When the scale suppressing device 76 is used, since a signal from the flow sensor 87 is input to the control device 83, the control device 83 can automatically determine that the scale suppressing device 76 is mounted, and reliability can be enhanced.

Both the remote control 84 and the flow sensor 87 may determine whether the scale suppressing device 76 is mounted.

As described above, according to the embodiment, the entering-water set temperature when the boiling operation is completed may be changed between the case where the scale suppressing device 76 is mounted in the water heater and the case where the scale suppressing device 76 is not mounted in the water heater. As a result, by appropriately changing the predetermine entering-water set temperature, it is possible to reduce the amount of dissolution and the solubility of the scale inhibitor 80 and to reduce the hydrolysis of the scale inhibitor 80. Hence, the lifetime of the scale inhibitor 80 is increased, maintenance and maintenance costs required when the scale inhibitor is replaced or replenished are reduced, and flexibility of the mounting operation of the scale suppressing device 76 can be enhanced.

INDUSTRIAL APPLICABILITY

According to the water heater of the present invention, as described above, since the predetermine entering-water set temperature for determining the completion of the boiling operation can be changed and the lifetime of the scale suppressing device can be enhanced, the invention can be applied to a domestic water heater and a professional-use water heater.

Claims

1. A water heater comprising

a hot water tank in which hot water is stored,

a hot water-supplying heat exchanger for heating water introduced from the hot water tank,

a water-entering conduit which connects a lower portion of the hot water tank and the hot water-supplying heat exchanger to each other,

a hot water-issuing conduit which connects the hot water-supplying heat exchanger and an upper portion of the hot water tank to each other,

entering-water temperature detecting device which detects an entering-water temperature of water which flows into the hot water-supplying heat exchanger,

control device which completes a heating operation carried out by the hot water-supplying heat exchanger when the entering-water temperature detected by the entering-water temperature detecting device becomes equal to an entering-water set temperature, and

scale suppressing device for adding a scale inhibitor which suppresses generation of scale, wherein

the scale suppressing device includes an inlet connection port and an outlet connection port which can be attached to and detached from the water-entering conduit, and

the control device changes the entering-water set temperature at which the heating operation is completed depending upon whether or not the scale suppressing device is mounted.

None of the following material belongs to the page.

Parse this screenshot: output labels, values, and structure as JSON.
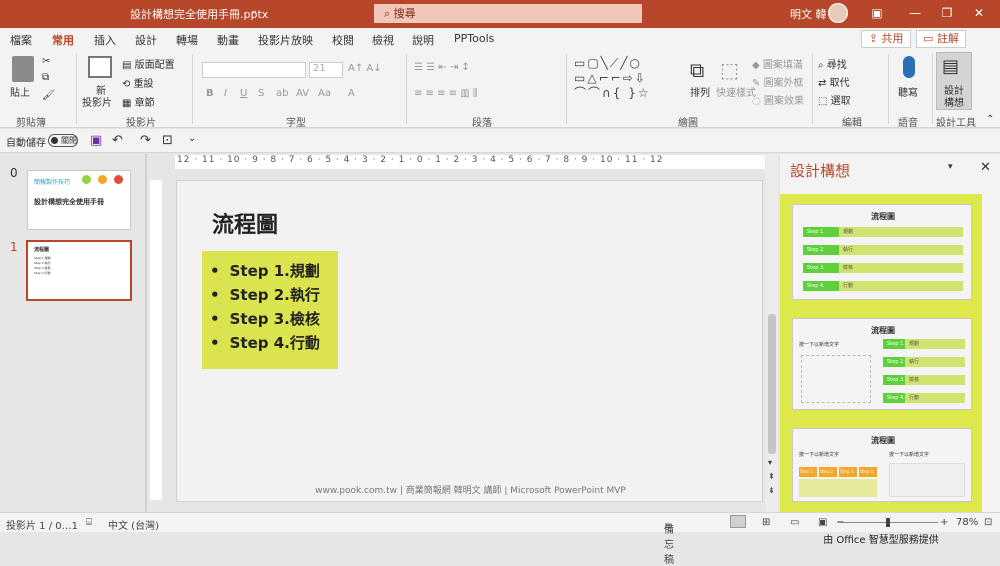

2. The water heater according to claim 1, wherein when the scale suppressing device is mounted, the entering-water set temperature is made lower as compared with a case where the scale suppressing device is not mounted.

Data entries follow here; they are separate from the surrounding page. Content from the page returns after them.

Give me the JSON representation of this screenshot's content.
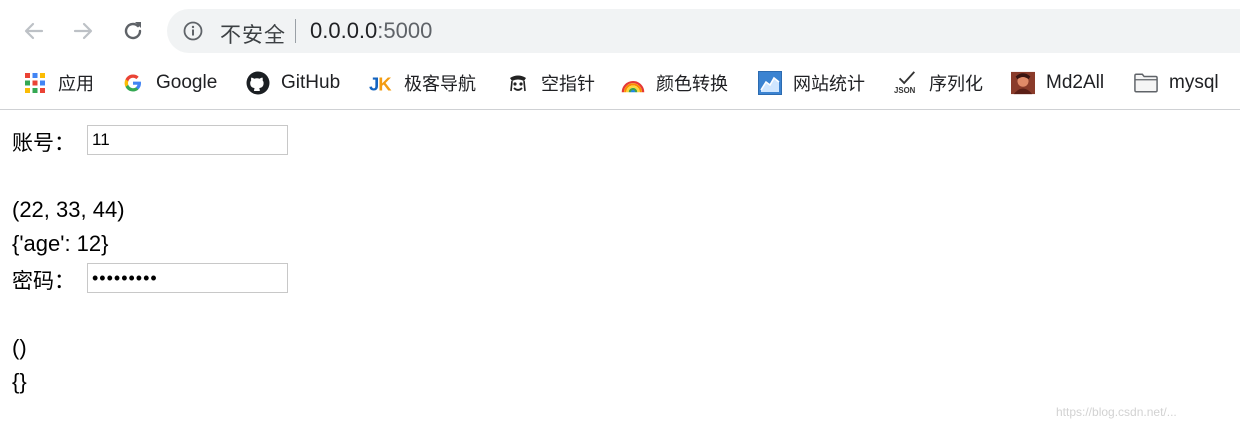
{
  "browser": {
    "security_label": "不安全",
    "url_host": "0.0.0.0",
    "url_port": ":5000"
  },
  "bookmarks": [
    {
      "label": "应用",
      "icon": "apps-grid-icon"
    },
    {
      "label": "Google",
      "icon": "google-g-icon"
    },
    {
      "label": "GitHub",
      "icon": "github-octocat-icon"
    },
    {
      "label": "极客导航",
      "icon": "jk-logo-icon"
    },
    {
      "label": "空指针",
      "icon": "null-pointer-logo-icon"
    },
    {
      "label": "颜色转换",
      "icon": "rainbow-icon"
    },
    {
      "label": "网站统计",
      "icon": "stats-chart-icon"
    },
    {
      "label": "序列化",
      "icon": "json-check-icon"
    },
    {
      "label": "Md2All",
      "icon": "md2all-avatar-icon"
    },
    {
      "label": "mysql",
      "icon": "folder-icon"
    }
  ],
  "page": {
    "account_label": "账号：",
    "account_value": "11",
    "tuple_line": "(22, 33, 44)",
    "dict_line": "{'age': 12}",
    "password_label": "密码：",
    "password_value": "123456789",
    "empty_tuple_line": "()",
    "empty_dict_line": "{}"
  },
  "watermark": "https://blog.csdn.net/..."
}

3. The water heater according to claim 1, further comprising a remote control for setting a hot water-supplying temperature, wherein the remote control is provided with inputting device which inputs information of whether the scale suppressing device is mounted.

4. The water heater according to claim 1, wherein the scale suppressing device includes a flow sensor which detects passage of water, and it is recognized whether the scale suppressing device is mounted based on a detection value of the flow sensor.